‘Giving up’ or ‘quitting’ on something has mixed connotations.
For one, giving up smoking is widely applauded.
Giving up on a marriage, on the other hand, well, it depends on who you speak to.
In my life, giving up has not been equated with praiseworthy behavior. To give up or to ‘throw in the towel’ is to be defeated.
I’ve seen myself and others be reprimanded for behavior like this. Giving up my ballet lessons, in favor of Saturday morning cartoons was my decision, age six. I thank my parents for having the grace to let me make the choice, but it was clear to me I’d made the wrong one in their eyes.
Despite the cloud of judgment that hangs over the realm of giving up, I’ve been an active quitter throughout my life. I feel like I’ve earned my stripes in the art of quitting, and now I’m on a mission to advocate for the life-changing magic of giving up.
My Best Quit Ever
My job, age 23.
I was in a position that any fresh graduate would be grateful for. I had landed a role as a junior designer in a digital agency, based in the heart of London’s West End. My colleagues were pleasant, we were always allowed to leave on time, at the crack of 5 pm. On paper, I had nothing to complain about.
Inside, however, I was screaming. For some people, the open plan office environment with its bright lights and background drone isn’t for them. The commute wore me out, and I wondered every day how everyone else seems to be coping just fine.
But are they? Or are those other poker-faced commuters also screaming inside? Do we all just agree to this lifestyle, just to pay the bills and live in an apartment within walking distance to the cool cafes and good public transport links?
The Courage to Quit
Maybe some people really don’t mind it so much. But I did. So I quit.
I started freelancing, working from home and built my online business. The work was more challenging, the paychecks less predictable: but I was happy.
My most recent quit has been my home, I suppose. I traded that in for a nomadic lifestyle, taking my laptop and Aeropress on the road and gently stepping off the path that should, society tells us, lead to a happy home, 2.4 kids and a nice man to rub my feet.
Since then my eyes have been opened to the true generosity of many, many humans. I’ve seen first-hand the kind of incredible regeneration work is happening in the forests of Portugal. I’ve hiked in the Cascade Mountain range. And I’ve helped build a mini-golf course. Needless to say, I don’t regret my decision one bit.

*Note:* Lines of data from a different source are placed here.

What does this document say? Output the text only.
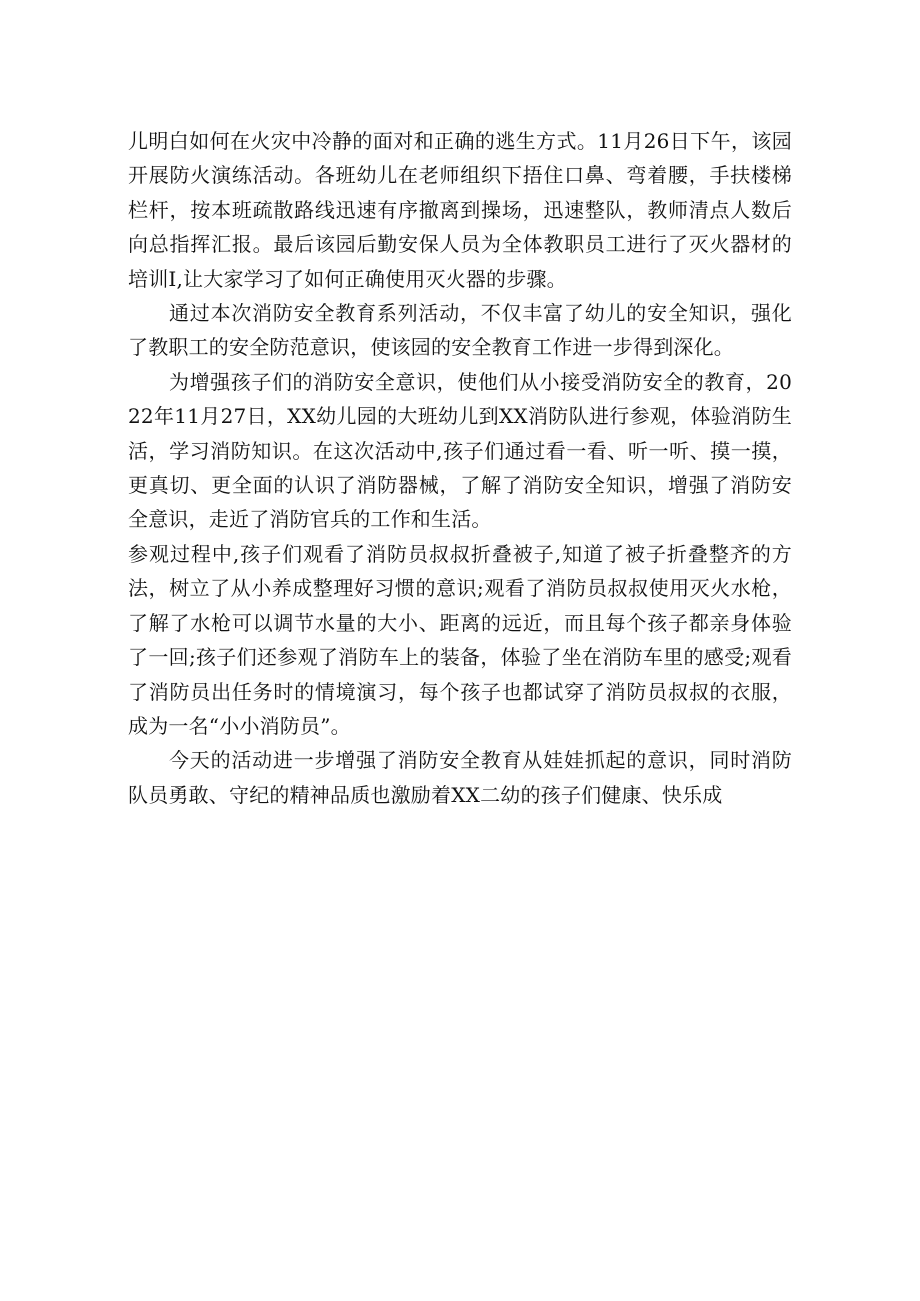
儿明白如何在火灾中冷静的面对和正确的逃生方式。11月26日下午，该园开展防火演练活动。各班幼儿在老师组织下捂住口鼻、弯着腰，手扶楼梯栏杆，按本班疏散路线迅速有序撤离到操场，迅速整队，教师清点人数后向总指挥汇报。最后该园后勤安保人员为全体教职员工进行了灭火器材的培训I,让大家学习了如何正确使用灭火器的步骤。

通过本次消防安全教育系列活动，不仅丰富了幼儿的安全知识，强化了教职工的安全防范意识，使该园的安全教育工作进一步得到深化。

为增强孩子们的消防安全意识，使他们从小接受消防安全的教育，2022年11月27日，XX幼儿园的大班幼儿到XX消防队进行参观，体验消防生活，学习消防知识。在这次活动中,孩子们通过看一看、听一听、摸一摸，更真切、更全面的认识了消防器械，了解了消防安全知识，增强了消防安全意识，走近了消防官兵的工作和生活。

参观过程中,孩子们观看了消防员叔叔折叠被子,知道了被子折叠整齐的方法，树立了从小养成整理好习惯的意识;观看了消防员叔叔使用灭火水枪，了解了水枪可以调节水量的大小、距离的远近，而且每个孩子都亲身体验了一回;孩子们还参观了消防车上的装备，体验了坐在消防车里的感受;观看了消防员出任务时的情境演习，每个孩子也都试穿了消防员叔叔的衣服，成为一名“小小消防员”。

今天的活动进一步增强了消防安全教育从娃娃抓起的意识，同时消防队员勇敢、守纪的精神品质也激励着XX二幼的孩子们健康、快乐成
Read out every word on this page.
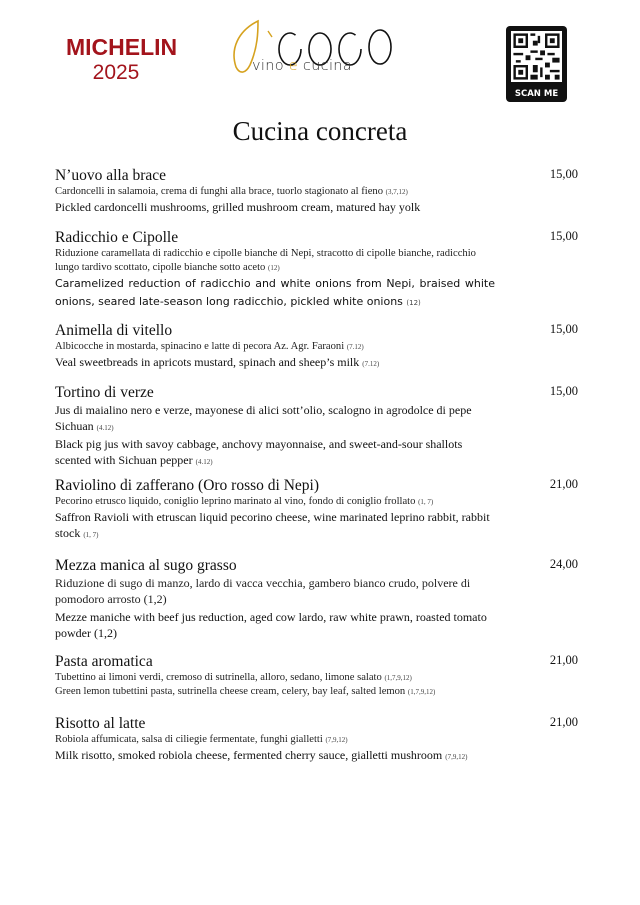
MICHELIN
2025	vino e cucina
SCAN ME
Cucina concreta
N’uovo alla brace	15,00
Cardoncelli in salamoia, crema di funghi alla brace, tuorlo stagionato al fieno (3,7,12)
Pickled cardoncelli mushrooms, grilled mushroom cream, matured hay yolk
Radicchio e Cipolle	15,00
Riduzione caramellata di radicchio e cipolle bianche di Nepi, stracotto di cipolle bianche, radicchio lungo tardivo scottato, cipolle bianche sotto aceto (12)
Caramelized reduction of radicchio and white onions from Nepi, braised white onions, seared late-season long radicchio, pickled white onions (12)
Animella di vitello	15,00
Albicocche in mostarda, spinacino e latte di pecora Az. Agr. Faraoni (7.12)
Veal sweetbreads in apricots mustard, spinach and sheep’s milk (7.12)
Tortino di verze	15,00
Jus di maialino nero e verze, mayonese di alici sott’olio, scalogno in agrodolce di pepe Sichuan (4.12)
Black pig jus with savoy cabbage, anchovy mayonnaise, and sweet-and-sour shallots scented with Sichuan pepper (4.12)
Raviolino di zafferano (Oro rosso di Nepi)	21,00
Pecorino etrusco liquido, coniglio leprino marinato al vino, fondo di coniglio frollato (1, 7)
Saffron Ravioli with etruscan liquid pecorino cheese, wine marinated leprino rabbit, rabbit stock (1, 7)
Mezza manica al sugo grasso	24,00
Riduzione di sugo di manzo, lardo di vacca vecchia, gambero bianco crudo, polvere di pomodoro arrosto (1,2)
Mezze maniche with beef jus reduction, aged cow lardo, raw white prawn, roasted tomato powder (1,2)
Pasta aromatica	21,00
Tubettino ai limoni verdi, cremoso di sutrinella, alloro, sedano, limone salato (1,7,9,12)
Green lemon tubettini pasta, sutrinella cheese cream, celery, bay leaf, salted lemon (1,7,9,12)
Risotto al latte	21,00
Robiola affumicata, salsa di ciliegie fermentate, funghi gialletti (7,9,12)
Milk risotto, smoked robiola cheese, fermented cherry sauce, gialletti mushroom (7,9,12)
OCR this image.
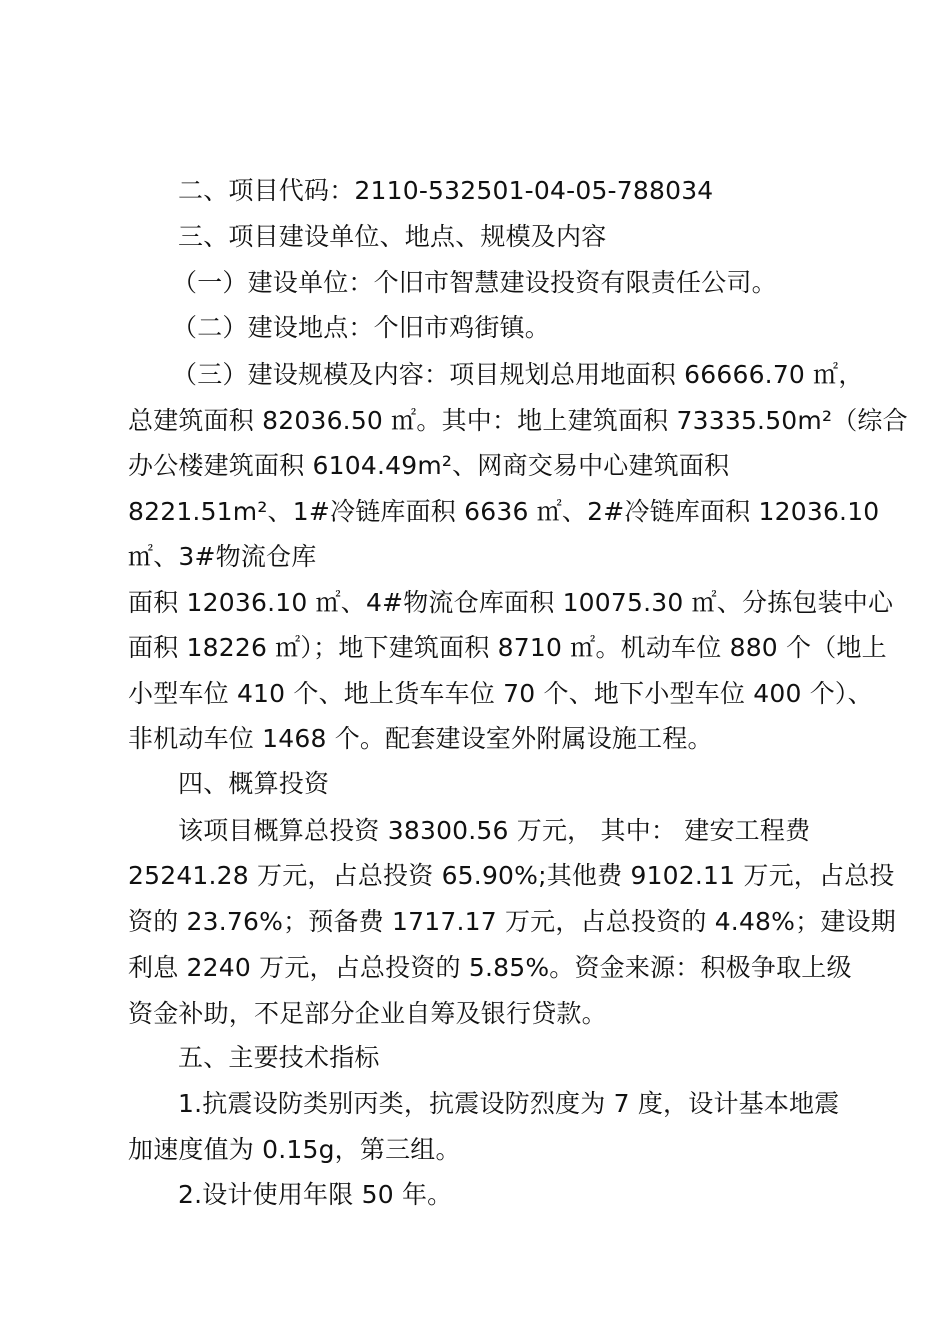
二、项目代码：2110-532501-04-05-788034
三、项目建设单位、地点、规模及内容
（一）建设单位：个旧市智慧建设投资有限责任公司。
（二）建设地点：个旧市鸡街镇。
（三）建设规模及内容：项目规划总用地面积 66666.70 ㎡，
总建筑面积 82036.50 ㎡。其中：地上建筑面积 73335.50m²（综合
办公楼建筑面积 6104.49m²、网商交易中心建筑面积
8221.51m²、1#冷链库面积 6636 ㎡、2#冷链库面积 12036.10
㎡、3#物流仓库
面积 12036.10 ㎡、4#物流仓库面积 10075.30 ㎡、分拣包装中心
面积 18226 ㎡）；地下建筑面积 8710 ㎡。机动车位 880 个（地上
小型车位 410 个、地上货车车位 70 个、地下小型车位 400 个）、
非机动车位 1468 个。配套建设室外附属设施工程。
四、概算投资
该项目概算总投资 38300.56 万元， 其中： 建安工程费
25241.28 万元，占总投资 65.90%;其他费 9102.11 万元，占总投
资的 23.76%；预备费 1717.17 万元，占总投资的 4.48%；建设期
利息 2240 万元，占总投资的 5.85%。资金来源：积极争取上级
资金补助，不足部分企业自筹及银行贷款。
五、主要技术指标
1.抗震设防类别丙类，抗震设防烈度为 7 度，设计基本地震
加速度值为 0.15g，第三组。
2.设计使用年限 50 年。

These decisions take courage. They are full of risk and uncertainty. When I quit my safe, well-paid agency job I didn’t know what would happen next. I didn’t know how to get my own clients or start an online business. I had to choose to trust myself to figure it out.
Now, I’m reminded of the bravery that takes. To say, ‘yes’ to uncertainty and to gather the strength to move forward into the unknown in spite of the risks, both financial and emotional.
The Stigma of Quitting
Quitting doesn’t have to be applied to something as dramatic as a job or home; it could be quitting sugar or late nights or speaking to that grumpy neighbor. These little decisions we make to put our foot down and say, ‘I quit’, and stand by that even if we’re scared; are life-changing.
If someone tells me they left their marriage of 35 years, I won’t cast a judgmental eye. I know that the courage that must have taken is worth applauding alone, whether or not it was the ‘right’ decision. After all, who are we to judge whether something is the right decision? The best we can do is acknowledge what comes our way and learn from the events we wish had gone differently.
I wonder if dropping our judgment around giving up is something that would actually help more families stay together or more employees stick around for the long haul. If we strip away the stigma attached to quitting, maybe we could talk more openly about that pull we have to bolt.
The conversation can then open up. We can ask ‘what can I do to help?’ In some cases, maybe the decision can be turned around altogether, simply because the person on the edge of leaving is met with compassion and understanding.
In some cases, it won’t. Giving up the past may be the best and only decision for many of us and the only path to a brighter future. Either way, I believe it’s time we drop the judgment around giving up and maybe even celebrate its life-changing magic.
Is there something in your life you can give up?